The researchers chose to benchmark facial recognition APIs from Microsoft and Amazon because both companies offer services to recognize celebrity faces. The APIs return a face similarity scoring metric that makes it possible to compare their performance. And because celebrity face images are plentiful compared with those of the average person, the researchers were able to generate deepfakes from them relatively easily. Google offers celebrity recognition via its Cloud Vision API, but the researchers say the company denied their formal request to use it.

To see the extent to which commercial facial recognition APIs could be fooled by deepfakes, the researchers used AI models trained on five different datasets -- three publically available and two that they created themselves -- containing the faces of Hollywood movie stars, singers, athletes, and politicians. They created 8,119 deepfakes from the datasets in total. Then they extracted faces in the deepfakes' video frames and had the services attempt to predict which celebrity was pictured.

The researchers found that all of the APIs were susceptible to being fooled by the deepfakes. Azure Cognitive Services mistook a deepfake for a target celebrity 78% of the time, while Amazon's Rekognition mistook it 68.7% of the time. Rekognition misclassified deepfakes of a celebrity as another real celebrity 40% of the time and gave 902 out of of 3,200 deepfakes higher confidence scores than the same celebrity's real image. And in an experiment with Azure Cognitive Services, the researchers successfully impersonated 94 out of 100 celebrities in one of the open source datasets.

The coauthors attribute the high success rate of their attacks to the fact that deepfakes tend to preserve the same identity as the target video. As a result, when the Microsoft and Amazon services made mistakes, they tended to do so with high confidence, with Amazon's exhibiting a "considerably" higher susceptibility to being fooled by deepfakes.

"Assuming the underlying face recognition API cannot distinguish the deepfake impersonator from the genuine user, it can cause many privacy, security, and repudiation risks, as well as numerous fraud cases," the researchers warn. "Voice and video deepfake technologies can be combined to create multimodal deepfakes and used to carry out more powerful and realistic phishing attacks ... [And] if the commercial APIs fail to filter the deepfakes on social media, it will allow the propagation of false information and harm innocent individuals."

Microsoft and Amazon declined to comment.

The study's findings show that the fight against deepfakes is likely to remain challenging, especially as media generation techniques continue to improve. Just this week, deepfake footage of Tom Cruise posted to an unverified TikTok account racked up 11 million views on the app and millions more on other platforms. And when scanned through several of the best publicly available deepfake detection tools, they avoided discovery, according to Vice.
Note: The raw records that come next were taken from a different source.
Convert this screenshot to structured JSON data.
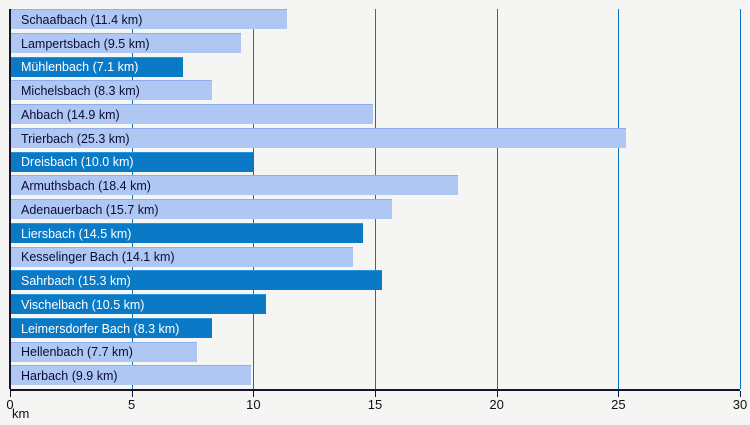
{
  "chart_data": {
    "type": "bar",
    "orientation": "horizontal",
    "title": "",
    "xlabel": "km",
    "ylabel": "",
    "xlim": [
      0,
      30
    ],
    "xticks": [
      0,
      5,
      10,
      15,
      20,
      25,
      30
    ],
    "xtick_labels": [
      "0",
      "5",
      "10",
      "15",
      "20",
      "25",
      "30"
    ],
    "grid": "vertical",
    "legend": "none",
    "bars": [
      {
        "name": "Schaafbach",
        "value_km": 11.4,
        "label": "Schaafbach (11.4 km)",
        "style": "light"
      },
      {
        "name": "Lampertsbach",
        "value_km": 9.5,
        "label": "Lampertsbach (9.5 km)",
        "style": "light"
      },
      {
        "name": "Mühlenbach",
        "value_km": 7.1,
        "label": "Mühlenbach (7.1 km)",
        "style": "dark"
      },
      {
        "name": "Michelsbach",
        "value_km": 8.3,
        "label": "Michelsbach (8.3 km)",
        "style": "light"
      },
      {
        "name": "Ahbach",
        "value_km": 14.9,
        "label": "Ahbach (14.9 km)",
        "style": "light"
      },
      {
        "name": "Trierbach",
        "value_km": 25.3,
        "label": "Trierbach (25.3 km)",
        "style": "light"
      },
      {
        "name": "Dreisbach",
        "value_km": 10.0,
        "label": "Dreisbach (10.0 km)",
        "style": "dark"
      },
      {
        "name": "Armuthsbach",
        "value_km": 18.4,
        "label": "Armuthsbach (18.4 km)",
        "style": "light"
      },
      {
        "name": "Adenauerbach",
        "value_km": 15.7,
        "label": "Adenauerbach (15.7 km)",
        "style": "light"
      },
      {
        "name": "Liersbach",
        "value_km": 14.5,
        "label": "Liersbach (14.5 km)",
        "style": "dark"
      },
      {
        "name": "Kesselinger Bach",
        "value_km": 14.1,
        "label": "Kesselinger Bach (14.1 km)",
        "style": "light"
      },
      {
        "name": "Sahrbach",
        "value_km": 15.3,
        "label": "Sahrbach (15.3 km)",
        "style": "dark"
      },
      {
        "name": "Vischelbach",
        "value_km": 10.5,
        "label": "Vischelbach (10.5 km)",
        "style": "dark"
      },
      {
        "name": "Leimersdorfer Bach",
        "value_km": 8.3,
        "label": "Leimersdorfer Bach (8.3 km)",
        "style": "dark"
      },
      {
        "name": "Hellenbach",
        "value_km": 7.7,
        "label": "Hellenbach (7.7 km)",
        "style": "light"
      },
      {
        "name": "Harbach",
        "value_km": 9.9,
        "label": "Harbach (9.9 km)",
        "style": "light"
      }
    ],
    "colors": {
      "background": "#f5f5f3",
      "light_bar": "#aec7f3",
      "light_bar_border": "#8fade8",
      "dark_bar": "#0a7ac6",
      "dark_bar_border": "#2a92d6",
      "gridline": "#0a74bc",
      "axis": "#141430",
      "text_on_light": "#0c0c34",
      "text_on_dark": "#ffffff",
      "tick_text": "#111111"
    }
  }
}
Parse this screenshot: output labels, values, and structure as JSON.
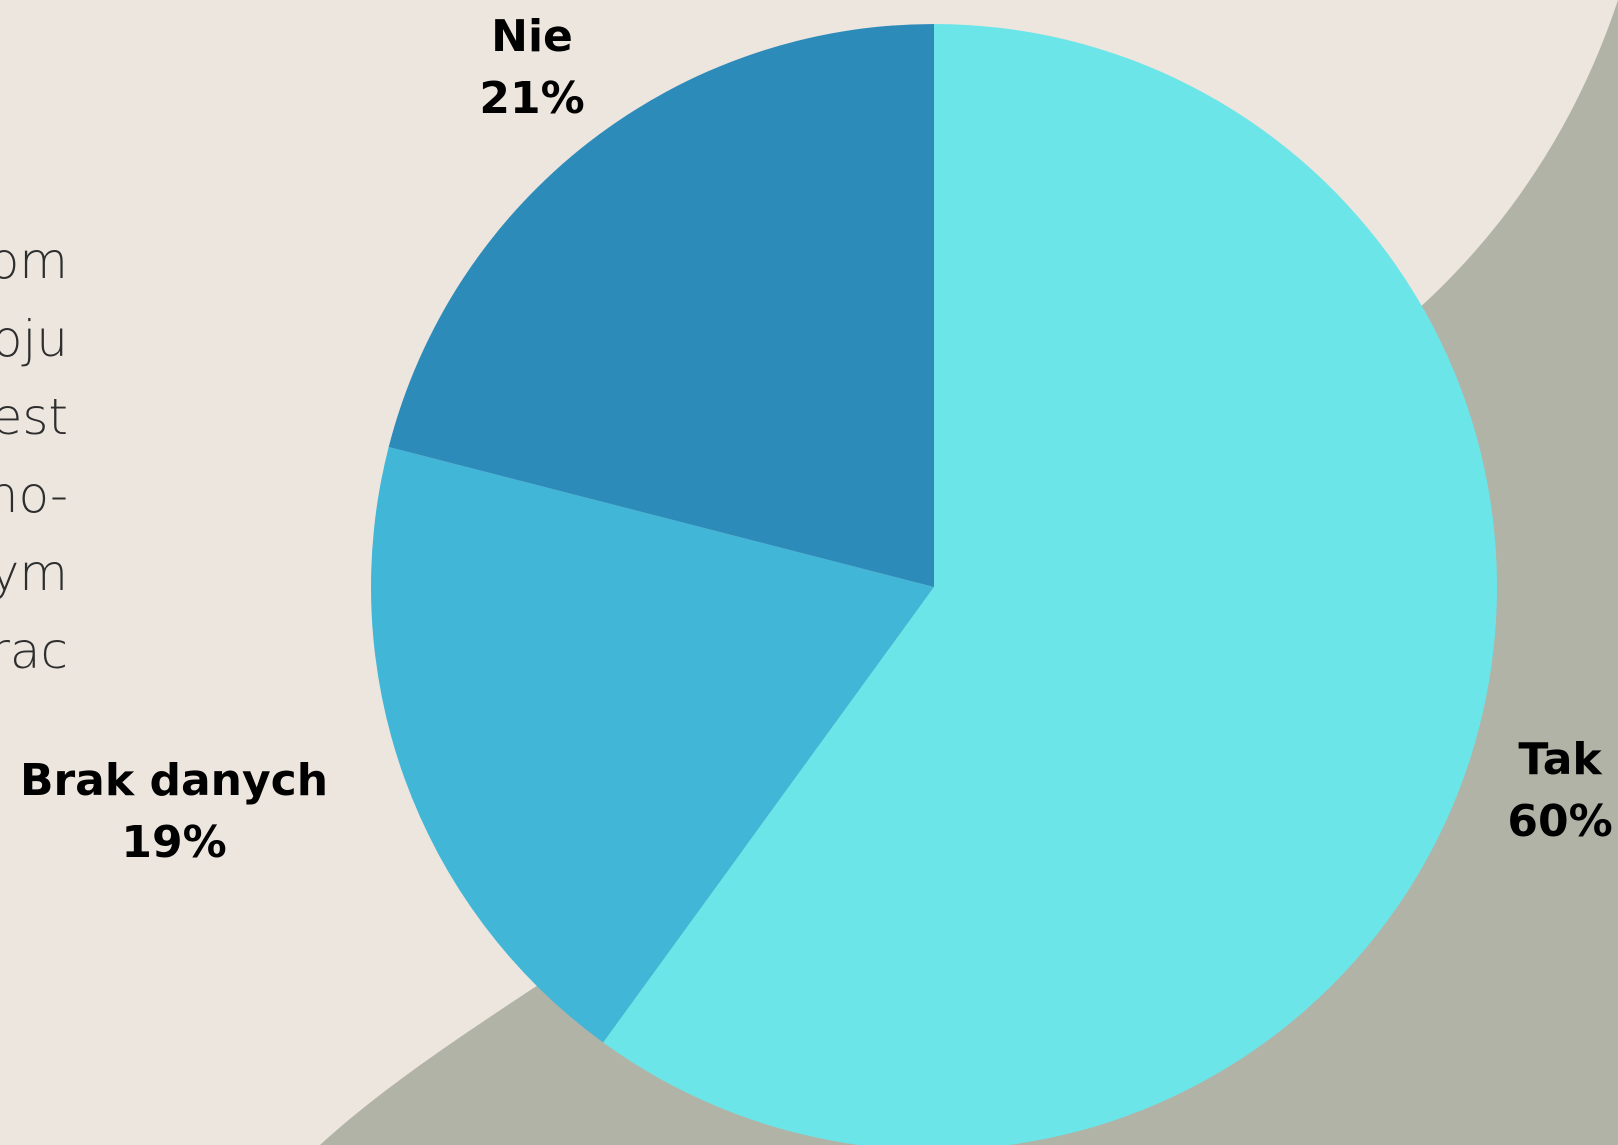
{
  "side_text": {
    "lines": [
      "om",
      "oju",
      "est",
      "no-",
      "ym",
      "rac"
    ]
  },
  "colors": {
    "background": "#ece6df",
    "shape": "#b1b3a6"
  },
  "chart_data": {
    "type": "pie",
    "title": "",
    "legend": "none",
    "start_angle_deg": 0,
    "direction": "clockwise",
    "slices": [
      {
        "label": "Tak",
        "value": 60,
        "value_label": "60%",
        "color": "#6ce5e8"
      },
      {
        "label": "Brak danych",
        "value": 19,
        "value_label": "19%",
        "color": "#41b6d6"
      },
      {
        "label": "Nie",
        "value": 21,
        "value_label": "21%",
        "color": "#2d8bba"
      }
    ]
  }
}
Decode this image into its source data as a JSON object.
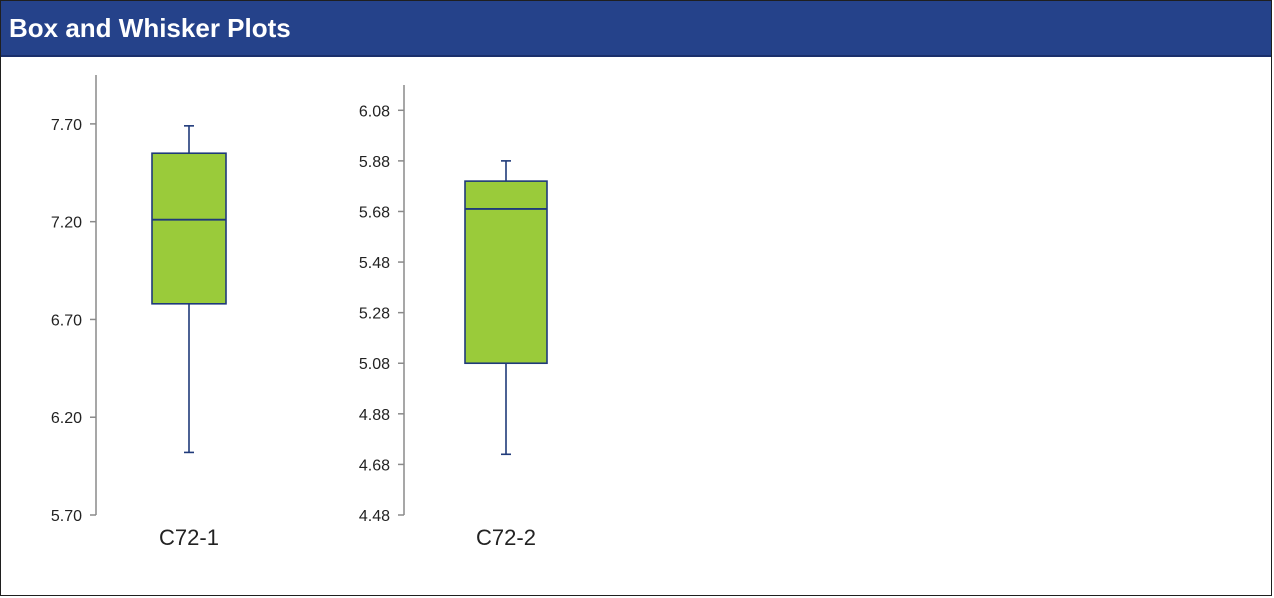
{
  "colors": {
    "header_bg": "#25428a",
    "header_text": "#ffffff",
    "box_fill": "#9acb3a",
    "box_stroke": "#1f3a7a",
    "axis": "#8a8a8a"
  },
  "header": {
    "title": "Box and Whisker Plots"
  },
  "chart_data": [
    {
      "type": "box",
      "category": "C72-1",
      "ylim": [
        5.7,
        7.95
      ],
      "yticks": [
        "5.70",
        "6.20",
        "6.70",
        "7.20",
        "7.70"
      ],
      "ytick_values": [
        5.7,
        6.2,
        6.7,
        7.2,
        7.7
      ],
      "min": 6.02,
      "q1": 6.78,
      "median": 7.21,
      "q3": 7.55,
      "max": 7.69
    },
    {
      "type": "box",
      "category": "C72-2",
      "ylim": [
        4.48,
        6.18
      ],
      "yticks": [
        "4.48",
        "4.68",
        "4.88",
        "5.08",
        "5.28",
        "5.48",
        "5.68",
        "5.88",
        "6.08"
      ],
      "ytick_values": [
        4.48,
        4.68,
        4.88,
        5.08,
        5.28,
        5.48,
        5.68,
        5.88,
        6.08
      ],
      "min": 4.72,
      "q1": 5.08,
      "median": 5.69,
      "q3": 5.8,
      "max": 5.88
    }
  ]
}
In an attempt to fight the spread of deepfakes, Facebook -- along with Amazon and Microsoft, among others -- spearheaded the Deepfake Detection Challenge, which ended last June. The challenge's launch came after the release of a large corpus of visual deepfakes produced in collaboration with Jigsaw, Google's internal technology incubator, which was incorporated into a benchmark made freely available to researchers for synthetic video detection system development.

More recently, Microsoft launched its own deepfake-combating solution in Video Authenticator, a tool that can analyze a still photo or video to provide a score for its level of confidence that the media hasn't been artificially manipulated. The company also developed a technology built into Microsoft Azure that enables a content producer to add metadata to a piece of content, as well as a reader that checks the metadata to let people know that the content is authentic.

"We expect that methods for generating synthetic media will continue to grow in sophistication. As all AI detection methods have rates of failure, we have to understand and be ready to respond to deepfakes that slip through detection methods," Microsoft CVP of customer security and trust Tom Burt wrote in a blog post last September. "Thus, in the longer term, we must seek stronger methods for maintaining and certifying the authenticity of news articles and other media."